Beeler v. Long isn’t the only federal case dealing with gun bans for under-21s, and the Supreme Court could get the chance to weigh in before long. A similar ban on gun sales to young adults approved by Florida lawmakers in 2018 is currently before the Eleventh Circuit Court of Appeals, and a three-judge panel on the Ninth Circuit declared last year that the state’s ban on sales of so-called assault weapons to adults between the ages of 18 and 20 violates their constitutional rights. There are additional federal challenges on either carry bans or possession bans for under-21s in states like Pennsylvania, Louisiana, Illinois, Minnesota, and Georgia as well, but that hasn’t stopped Democrats from calling for new age-based restrictions in places like New Mexico and at the federal level as well. On Monday, Sens. Feinstein, Blumenthal, and Murphy introduced not only a bill to ban so-called assault weapons, but a backup bill that would allow for continued sales but prohibit those under the age of 21 from purchasing or possessing modern sporting rifles.

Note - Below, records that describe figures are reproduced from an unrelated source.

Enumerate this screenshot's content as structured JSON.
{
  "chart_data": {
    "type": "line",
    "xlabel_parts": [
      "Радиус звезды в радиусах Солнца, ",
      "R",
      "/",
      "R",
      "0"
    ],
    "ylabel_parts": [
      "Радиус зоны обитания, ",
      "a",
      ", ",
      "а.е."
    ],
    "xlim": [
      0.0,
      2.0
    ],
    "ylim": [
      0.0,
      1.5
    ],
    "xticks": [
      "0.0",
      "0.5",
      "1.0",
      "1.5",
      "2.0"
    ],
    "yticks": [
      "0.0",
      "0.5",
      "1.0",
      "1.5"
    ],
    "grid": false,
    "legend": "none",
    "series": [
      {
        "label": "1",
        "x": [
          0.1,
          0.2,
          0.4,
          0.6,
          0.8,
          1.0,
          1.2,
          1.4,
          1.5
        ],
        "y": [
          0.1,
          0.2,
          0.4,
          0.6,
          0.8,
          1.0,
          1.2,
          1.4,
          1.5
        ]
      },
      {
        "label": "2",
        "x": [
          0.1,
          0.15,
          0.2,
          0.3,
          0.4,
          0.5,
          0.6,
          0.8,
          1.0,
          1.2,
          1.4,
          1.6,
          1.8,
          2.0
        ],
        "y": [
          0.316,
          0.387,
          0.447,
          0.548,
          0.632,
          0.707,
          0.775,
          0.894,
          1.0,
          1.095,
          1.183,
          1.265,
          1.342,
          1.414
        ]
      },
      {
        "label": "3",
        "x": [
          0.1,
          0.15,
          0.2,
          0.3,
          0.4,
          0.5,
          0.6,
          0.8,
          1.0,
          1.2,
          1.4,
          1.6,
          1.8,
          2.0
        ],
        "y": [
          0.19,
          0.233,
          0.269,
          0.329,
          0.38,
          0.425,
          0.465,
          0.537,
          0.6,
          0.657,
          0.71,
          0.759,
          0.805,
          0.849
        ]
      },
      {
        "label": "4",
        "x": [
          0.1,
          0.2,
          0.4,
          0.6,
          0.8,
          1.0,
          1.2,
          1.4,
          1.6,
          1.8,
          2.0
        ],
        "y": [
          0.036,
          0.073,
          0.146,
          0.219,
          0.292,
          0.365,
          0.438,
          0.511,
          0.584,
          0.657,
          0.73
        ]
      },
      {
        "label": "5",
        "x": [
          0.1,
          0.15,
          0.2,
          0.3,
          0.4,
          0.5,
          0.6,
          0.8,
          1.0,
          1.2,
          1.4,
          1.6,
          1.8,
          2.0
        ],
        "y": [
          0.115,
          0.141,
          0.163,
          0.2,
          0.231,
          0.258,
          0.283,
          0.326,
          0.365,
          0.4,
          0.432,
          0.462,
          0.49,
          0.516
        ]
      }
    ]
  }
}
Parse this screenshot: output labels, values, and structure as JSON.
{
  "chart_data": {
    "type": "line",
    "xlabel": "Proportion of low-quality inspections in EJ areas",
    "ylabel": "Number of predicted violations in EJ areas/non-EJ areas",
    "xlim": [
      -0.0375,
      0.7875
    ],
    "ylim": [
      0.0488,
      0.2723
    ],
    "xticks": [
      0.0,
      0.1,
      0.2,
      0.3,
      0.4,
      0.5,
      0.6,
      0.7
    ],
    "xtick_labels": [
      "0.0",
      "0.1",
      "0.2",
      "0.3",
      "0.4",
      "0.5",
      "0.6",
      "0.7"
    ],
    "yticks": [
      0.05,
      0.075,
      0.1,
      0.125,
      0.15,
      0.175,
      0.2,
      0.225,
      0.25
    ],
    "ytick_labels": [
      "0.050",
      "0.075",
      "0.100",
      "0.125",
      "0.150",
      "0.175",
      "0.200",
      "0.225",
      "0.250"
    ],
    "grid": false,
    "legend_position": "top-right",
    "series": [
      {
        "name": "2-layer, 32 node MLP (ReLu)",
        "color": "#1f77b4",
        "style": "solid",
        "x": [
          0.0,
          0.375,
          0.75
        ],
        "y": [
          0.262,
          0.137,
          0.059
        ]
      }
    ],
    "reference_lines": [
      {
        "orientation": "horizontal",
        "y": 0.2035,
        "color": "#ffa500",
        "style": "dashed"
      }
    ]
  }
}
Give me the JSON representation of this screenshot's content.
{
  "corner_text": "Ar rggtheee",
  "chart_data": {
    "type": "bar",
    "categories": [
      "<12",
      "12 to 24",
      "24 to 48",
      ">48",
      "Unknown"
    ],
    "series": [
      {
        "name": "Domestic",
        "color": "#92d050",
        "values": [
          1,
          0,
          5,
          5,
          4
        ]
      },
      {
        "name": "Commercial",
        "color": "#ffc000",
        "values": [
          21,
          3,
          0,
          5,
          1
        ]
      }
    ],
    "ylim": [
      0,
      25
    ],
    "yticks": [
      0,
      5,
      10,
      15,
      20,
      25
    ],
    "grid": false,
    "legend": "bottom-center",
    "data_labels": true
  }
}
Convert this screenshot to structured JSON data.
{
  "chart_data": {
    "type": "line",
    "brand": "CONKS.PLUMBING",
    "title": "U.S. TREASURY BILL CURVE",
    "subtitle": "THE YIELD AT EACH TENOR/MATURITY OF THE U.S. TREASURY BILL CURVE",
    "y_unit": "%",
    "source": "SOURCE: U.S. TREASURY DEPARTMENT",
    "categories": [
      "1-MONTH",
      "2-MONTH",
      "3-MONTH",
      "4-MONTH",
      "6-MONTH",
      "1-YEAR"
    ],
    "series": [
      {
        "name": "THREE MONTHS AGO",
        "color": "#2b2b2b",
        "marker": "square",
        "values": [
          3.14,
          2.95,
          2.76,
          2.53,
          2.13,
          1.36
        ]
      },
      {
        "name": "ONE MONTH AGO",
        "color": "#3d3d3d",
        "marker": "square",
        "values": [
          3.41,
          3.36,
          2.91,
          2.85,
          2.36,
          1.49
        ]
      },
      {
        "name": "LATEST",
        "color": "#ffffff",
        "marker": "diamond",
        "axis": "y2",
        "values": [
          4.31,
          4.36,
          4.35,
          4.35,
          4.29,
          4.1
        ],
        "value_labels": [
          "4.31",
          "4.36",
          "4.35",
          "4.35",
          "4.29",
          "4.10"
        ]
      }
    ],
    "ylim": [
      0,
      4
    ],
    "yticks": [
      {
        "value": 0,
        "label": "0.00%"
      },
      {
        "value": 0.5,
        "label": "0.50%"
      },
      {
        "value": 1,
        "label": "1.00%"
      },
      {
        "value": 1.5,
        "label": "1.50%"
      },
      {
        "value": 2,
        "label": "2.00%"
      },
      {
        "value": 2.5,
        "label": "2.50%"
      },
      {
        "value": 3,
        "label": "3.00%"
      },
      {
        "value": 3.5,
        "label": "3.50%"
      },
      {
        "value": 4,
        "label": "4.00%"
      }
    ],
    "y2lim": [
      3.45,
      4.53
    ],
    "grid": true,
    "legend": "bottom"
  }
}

Depriving adults of their right to bear arms hasn’t fared well in federal court so far, but that won’t prevent anti-2A activists and politicians from putting new bans in place wherever they can. Until and unless SCOTUS eventually steps in some states are going to continue violating the fundamental right to armed self-defense for an entire class of American citizens simply because of their age. Given the fact that the suspects in the Monterey Park and Half Moon Bay shootings were in their 70s and 60s, respectively, I wonder if we’ll see gun prohibitionists try to bar all senior citizens from exercising their Second Amendment rights as well. According to the anti-gun crowd, adults can be too young to own a gun, after all, so why wouldn’t they also contend that we age out of our right to keep and bear arms when we’re eligible for a Social Security check?

These types of age-based restrictions make no sense, and they certainly don’t comport with the Constitution. I’m glad to see the state of Tennessee do the right thing here, however belatedly, but these particular infringements aren’t going to go away completely until SCOTUS steps up and strikes them down.